There had been reports in some newspapers that Cheney was going to tell Pakistan's president, Pervez Musharraf, that he needed to be more aggressive against al-Qaida operatives and Taliban fighters in the lawless border area between Pakistan and Afghanistan.

"Let me just make one editorial comment here," the official said. "I've seen some press reporting says, `Cheney went in to beat up on them, threaten them.' That's not the way I work. I don't know who writes that, or maybe somebody gets it from some source who doesn't know what I'm doing, or isn't involved in it. But the idea that I'd go in and threaten someone is an invalid misreading of the way I do business.
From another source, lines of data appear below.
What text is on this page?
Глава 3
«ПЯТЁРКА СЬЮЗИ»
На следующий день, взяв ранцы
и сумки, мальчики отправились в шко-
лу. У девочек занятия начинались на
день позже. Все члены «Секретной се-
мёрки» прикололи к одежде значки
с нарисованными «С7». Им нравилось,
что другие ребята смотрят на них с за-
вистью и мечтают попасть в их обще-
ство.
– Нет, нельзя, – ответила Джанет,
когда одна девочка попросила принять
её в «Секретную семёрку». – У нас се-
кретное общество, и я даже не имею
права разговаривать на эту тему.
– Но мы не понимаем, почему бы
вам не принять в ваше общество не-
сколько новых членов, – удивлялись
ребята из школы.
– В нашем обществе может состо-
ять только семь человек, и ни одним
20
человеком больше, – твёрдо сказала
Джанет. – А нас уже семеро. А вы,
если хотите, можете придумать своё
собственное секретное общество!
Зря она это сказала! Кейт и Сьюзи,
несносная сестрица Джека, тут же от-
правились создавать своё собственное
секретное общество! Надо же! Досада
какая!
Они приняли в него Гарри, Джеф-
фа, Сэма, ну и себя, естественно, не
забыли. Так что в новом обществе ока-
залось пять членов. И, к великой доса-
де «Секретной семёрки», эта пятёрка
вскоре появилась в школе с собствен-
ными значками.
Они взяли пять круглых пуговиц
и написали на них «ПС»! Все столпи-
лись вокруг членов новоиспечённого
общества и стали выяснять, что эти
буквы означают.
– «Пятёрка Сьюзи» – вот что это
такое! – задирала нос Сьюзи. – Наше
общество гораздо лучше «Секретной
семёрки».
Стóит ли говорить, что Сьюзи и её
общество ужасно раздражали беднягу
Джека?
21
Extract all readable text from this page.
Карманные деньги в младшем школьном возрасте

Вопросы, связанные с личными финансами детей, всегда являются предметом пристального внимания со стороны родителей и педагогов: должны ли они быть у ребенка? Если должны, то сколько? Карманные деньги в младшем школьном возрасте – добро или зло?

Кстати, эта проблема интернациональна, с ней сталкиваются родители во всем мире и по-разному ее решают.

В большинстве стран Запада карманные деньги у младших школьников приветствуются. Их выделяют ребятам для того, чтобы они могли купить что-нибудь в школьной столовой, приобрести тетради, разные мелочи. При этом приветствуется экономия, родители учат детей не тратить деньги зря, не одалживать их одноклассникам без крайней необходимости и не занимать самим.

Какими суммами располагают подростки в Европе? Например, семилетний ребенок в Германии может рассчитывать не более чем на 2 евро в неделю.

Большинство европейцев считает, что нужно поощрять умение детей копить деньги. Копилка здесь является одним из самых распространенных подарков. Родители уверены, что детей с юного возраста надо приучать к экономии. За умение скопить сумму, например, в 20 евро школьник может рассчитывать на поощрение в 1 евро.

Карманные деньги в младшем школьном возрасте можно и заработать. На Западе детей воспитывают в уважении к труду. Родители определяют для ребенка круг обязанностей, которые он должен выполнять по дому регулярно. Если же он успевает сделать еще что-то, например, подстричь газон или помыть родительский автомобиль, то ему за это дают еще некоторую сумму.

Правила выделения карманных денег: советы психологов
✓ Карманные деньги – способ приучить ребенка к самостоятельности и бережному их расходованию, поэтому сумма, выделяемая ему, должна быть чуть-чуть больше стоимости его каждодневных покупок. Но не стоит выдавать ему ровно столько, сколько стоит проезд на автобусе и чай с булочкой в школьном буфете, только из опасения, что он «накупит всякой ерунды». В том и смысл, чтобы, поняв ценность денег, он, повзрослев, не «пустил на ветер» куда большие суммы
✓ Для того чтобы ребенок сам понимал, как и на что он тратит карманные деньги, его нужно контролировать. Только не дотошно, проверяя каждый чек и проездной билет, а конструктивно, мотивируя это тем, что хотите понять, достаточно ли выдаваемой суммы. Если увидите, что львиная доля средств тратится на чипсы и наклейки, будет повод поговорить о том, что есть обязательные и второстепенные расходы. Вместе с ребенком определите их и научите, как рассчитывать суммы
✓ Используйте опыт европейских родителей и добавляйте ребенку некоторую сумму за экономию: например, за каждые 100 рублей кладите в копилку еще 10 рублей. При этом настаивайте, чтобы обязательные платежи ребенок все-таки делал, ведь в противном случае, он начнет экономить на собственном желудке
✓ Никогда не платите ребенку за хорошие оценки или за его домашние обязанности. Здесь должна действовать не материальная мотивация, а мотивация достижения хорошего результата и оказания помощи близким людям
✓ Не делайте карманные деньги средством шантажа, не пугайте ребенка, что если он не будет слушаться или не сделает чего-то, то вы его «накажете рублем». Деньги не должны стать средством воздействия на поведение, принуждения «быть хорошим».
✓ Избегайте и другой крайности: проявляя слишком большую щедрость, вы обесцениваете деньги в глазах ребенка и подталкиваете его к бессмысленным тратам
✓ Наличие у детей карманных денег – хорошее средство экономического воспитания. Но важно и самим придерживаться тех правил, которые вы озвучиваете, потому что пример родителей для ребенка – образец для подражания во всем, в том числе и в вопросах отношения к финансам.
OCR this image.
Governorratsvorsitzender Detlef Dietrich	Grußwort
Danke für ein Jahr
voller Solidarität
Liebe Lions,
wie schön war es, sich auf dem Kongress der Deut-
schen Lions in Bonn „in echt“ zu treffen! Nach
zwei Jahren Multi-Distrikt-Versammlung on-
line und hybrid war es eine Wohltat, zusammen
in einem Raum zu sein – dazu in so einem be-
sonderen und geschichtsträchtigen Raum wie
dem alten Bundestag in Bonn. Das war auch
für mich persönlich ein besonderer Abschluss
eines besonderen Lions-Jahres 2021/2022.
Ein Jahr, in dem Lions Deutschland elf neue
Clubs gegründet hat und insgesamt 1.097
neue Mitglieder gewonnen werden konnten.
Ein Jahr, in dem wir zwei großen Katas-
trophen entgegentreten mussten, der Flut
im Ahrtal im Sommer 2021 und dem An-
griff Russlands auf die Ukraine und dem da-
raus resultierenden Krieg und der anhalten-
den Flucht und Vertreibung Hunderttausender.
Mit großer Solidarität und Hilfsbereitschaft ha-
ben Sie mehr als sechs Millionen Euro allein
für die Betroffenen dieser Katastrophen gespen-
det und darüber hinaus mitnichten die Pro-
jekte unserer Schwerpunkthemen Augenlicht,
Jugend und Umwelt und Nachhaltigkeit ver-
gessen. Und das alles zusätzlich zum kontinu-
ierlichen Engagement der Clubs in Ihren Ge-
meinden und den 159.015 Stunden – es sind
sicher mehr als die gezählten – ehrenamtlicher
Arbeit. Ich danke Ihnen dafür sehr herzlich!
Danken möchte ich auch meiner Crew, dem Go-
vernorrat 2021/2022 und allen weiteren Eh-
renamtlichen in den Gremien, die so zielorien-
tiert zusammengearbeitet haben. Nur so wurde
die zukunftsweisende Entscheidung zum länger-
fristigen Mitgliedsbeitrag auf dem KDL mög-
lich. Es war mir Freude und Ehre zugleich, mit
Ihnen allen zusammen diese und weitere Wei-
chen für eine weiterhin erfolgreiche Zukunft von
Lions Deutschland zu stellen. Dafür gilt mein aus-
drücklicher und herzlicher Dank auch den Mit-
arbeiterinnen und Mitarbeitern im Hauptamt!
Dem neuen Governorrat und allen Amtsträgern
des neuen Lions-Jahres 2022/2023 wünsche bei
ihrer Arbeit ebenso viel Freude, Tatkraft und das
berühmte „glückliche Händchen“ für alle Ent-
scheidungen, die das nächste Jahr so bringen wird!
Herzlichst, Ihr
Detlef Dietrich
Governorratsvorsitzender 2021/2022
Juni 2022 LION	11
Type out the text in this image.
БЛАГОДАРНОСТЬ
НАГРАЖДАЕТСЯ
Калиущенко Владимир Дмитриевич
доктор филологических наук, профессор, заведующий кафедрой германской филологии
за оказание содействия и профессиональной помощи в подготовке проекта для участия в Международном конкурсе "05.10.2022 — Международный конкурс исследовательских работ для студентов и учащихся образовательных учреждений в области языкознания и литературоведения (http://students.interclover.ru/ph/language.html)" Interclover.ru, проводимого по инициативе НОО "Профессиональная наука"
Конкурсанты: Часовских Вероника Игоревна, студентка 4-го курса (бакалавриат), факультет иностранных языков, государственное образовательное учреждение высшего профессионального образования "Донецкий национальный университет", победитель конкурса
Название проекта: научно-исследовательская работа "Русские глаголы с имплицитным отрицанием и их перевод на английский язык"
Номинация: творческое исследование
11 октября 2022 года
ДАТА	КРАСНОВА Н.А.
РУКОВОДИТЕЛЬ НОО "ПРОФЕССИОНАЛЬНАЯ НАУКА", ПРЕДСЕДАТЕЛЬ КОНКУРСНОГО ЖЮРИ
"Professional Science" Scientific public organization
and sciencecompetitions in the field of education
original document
The story goes on in that vein for awhile longer, with Hunt dutifully quoting the "senior administration official." The press ought to do this more often, instead of letting politicians hide behind anonymity. (via The Politico)

Update: Howard Kurtz gets into the act:
The first-person pronoun gave away the game. But it also raised the question: Why did Cheney feel the need to speak on a not-for-attribution basis, and why did the seven journalists on the trip go along?

Lee Anne McBride, Cheney's press secretary, could not, under the ground rules, confirm the obvious. But, she said, "it was important to provide the press and public with briefings on these meetings, and it was determined that a more comprehensive readout could be provided on a background basis."

Administration officials concluded that, for diplomatic reasons, Cheney could not publicly discuss private conversations with Pakistani President Pervez Musharraf and Afghan President Hamid Karzai.

Mark Silva, a Chicago Tribune reporter who made the trip, was among those pressing Cheney's staff for an on-the-record briefing, saying the vice president has been elected twice.

"At the start of our meeting with a senior administration official, in which he advised us that he insisted this talk be on background, we asked him, too, to go on the record," Silva said. Cheney agreed to be identified only while discussing the suicide bombing at Bagram air base in Afghanistan that occurred while he was there.

Silva credited the White House with releasing an accurate transcript despite numerous "I" references. "But it's also a measure of how absurd the entire business of speaking as an SAO is."